If the story leans hard into what we already know, however, Solo himself is not always familiar. If he famously remarked “I take orders from just one person – me”, it is therefore perplexing how frequently this Solo acts out of the interests of others. Indeed, that famous surname is revealed as something lesser and dumber than you probably thought, as disappointing a reveal as learning the genesis of, say, “Catfish” Hunter’s nickname. No, this Solo does it all out of love for Oi’ra (Emilia Clarke), who is introduced in the movie’s opening alongside Han trying to flee the Corellia coop. He gets out; she does not. As such, all Solo’s schemes connect to her potential rescue, though eventually they link up in real time when he finds himself in the employ of a bland baddie (Paul Bettany) whose right hand woman turns out to be none other than Qi’ra.

Another movie not indebted to inflexible backstory might have made Qi’ra more the point.

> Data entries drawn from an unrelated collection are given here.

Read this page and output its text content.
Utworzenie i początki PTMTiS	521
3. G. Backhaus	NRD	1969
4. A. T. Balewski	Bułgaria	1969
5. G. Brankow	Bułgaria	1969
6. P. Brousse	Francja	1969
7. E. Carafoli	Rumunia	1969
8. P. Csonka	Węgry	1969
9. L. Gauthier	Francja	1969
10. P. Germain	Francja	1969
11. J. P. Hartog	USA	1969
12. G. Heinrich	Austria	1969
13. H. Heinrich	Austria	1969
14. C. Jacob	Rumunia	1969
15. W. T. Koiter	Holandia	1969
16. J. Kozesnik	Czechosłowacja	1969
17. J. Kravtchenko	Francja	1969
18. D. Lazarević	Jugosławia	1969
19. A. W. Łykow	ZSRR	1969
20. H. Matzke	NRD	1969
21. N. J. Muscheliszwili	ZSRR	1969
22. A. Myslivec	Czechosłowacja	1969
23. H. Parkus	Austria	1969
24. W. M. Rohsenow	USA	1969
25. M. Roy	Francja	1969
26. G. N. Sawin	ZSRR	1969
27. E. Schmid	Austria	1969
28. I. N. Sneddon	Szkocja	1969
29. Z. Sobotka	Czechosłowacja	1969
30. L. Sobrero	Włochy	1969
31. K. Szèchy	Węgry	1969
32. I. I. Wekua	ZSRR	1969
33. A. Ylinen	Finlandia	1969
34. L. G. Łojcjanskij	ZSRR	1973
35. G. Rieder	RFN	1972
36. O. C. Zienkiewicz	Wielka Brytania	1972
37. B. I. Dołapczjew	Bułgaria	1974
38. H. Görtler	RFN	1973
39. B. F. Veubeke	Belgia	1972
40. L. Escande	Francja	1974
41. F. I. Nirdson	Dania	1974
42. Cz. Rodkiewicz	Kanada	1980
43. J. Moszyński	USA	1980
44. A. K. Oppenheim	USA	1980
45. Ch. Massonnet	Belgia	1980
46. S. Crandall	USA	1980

How exactly she winds up in a life of such high class crime might have made for a riveting concurrent storyline, though here it’s mostly brushed over because the movie’s focus must remain rooted to Han. What’s worse, Clarke’s goodie-goodie aura strains belief that her character would have fallen in so close with such a nefarious character. She and Han, really, are just so…nice.

From this point of view, the through-line of “Solo: A Star Wars Story” suggests the eponymous smuggler’s hardening worldview. After all, Tobias Beckett (Woody Harrelson), captain of the plundering crew that Han joins, spends much of the movie issuing time-honored reminders about trusting no one because everyone will betray you. And Han is betrayed, fairly often, no double cross more memorable than the one in which our beloved smuggler steps forward, makes a theatrical bluff, and then steps back when the bluff is sort of cosmically called. But then, if all this is intended to alter his worldview, setting us up for the cynic of “A New Hope”, the performance of Ehrenreich never brings that notion home.

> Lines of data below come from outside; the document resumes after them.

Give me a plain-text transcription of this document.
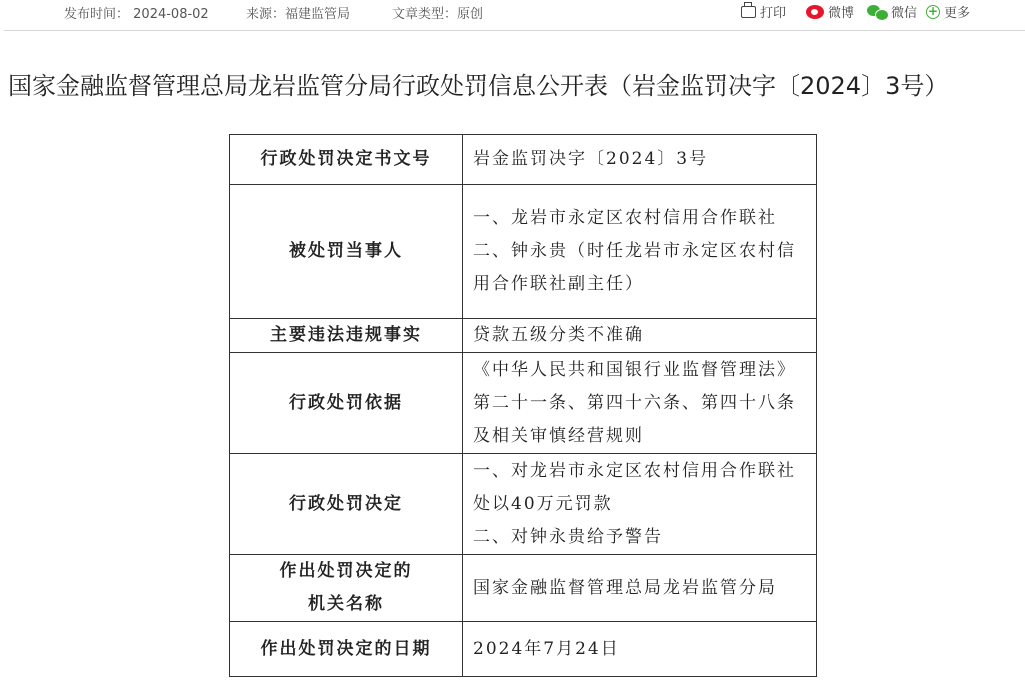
发布时间： 2024-08-02	来源：福建监管局	文章类型：原创	打印	微博	微信 + 更多
国家金融监督管理总局龙岩监管分局行政处罚信息公开表（岩金监罚决字〔2024〕3号）
行政处罚决定书文号	岩金监罚决字〔2024〕3号

被处罚当事人	一、龙岩市永定区农村信用合作联社
二、钟永贵（时任龙岩市永定区农村信用合作联社副主任）

主要违法违规事实	贷款五级分类不准确

行政处罚依据	《中华人民共和国银行业监督管理法》第二十一条、第四十六条、第四十八条及相关审慎经营规则

行政处罚决定	一、对龙岩市永定区农村信用合作联社处以40万元罚款
二、对钟永贵给予警告

作出处罚决定的
机关名称	国家金融监督管理总局龙岩监管分局

作出处罚决定的日期	2024年7月24日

If Ehrenreich was given something close to an impossible task, trying to replicate a role made famous by someone who wasn’t playing a part so much as a version of himself, the 28 year old actor nevertheless comes through by not really trying to be Ford. If anything, Ehreneich’s Solo is more Rick O’Connell in “The Mummy”, a scamp rather than a scoundrel, one who never really stops having fun even when the stakes are theoretically dire. On those terms, the performance succeeds, even if Ehrenreich’s gentlemanly version of devil-may-care intrinsically deflects the movie’s attempts to harden his heart. And so even as the prescribed beats are hit, Eherenreich still manages to take the movie as it comes at him, making you wish the “Star Wars Story” thing had been scrapped to just let him fly, well, solo.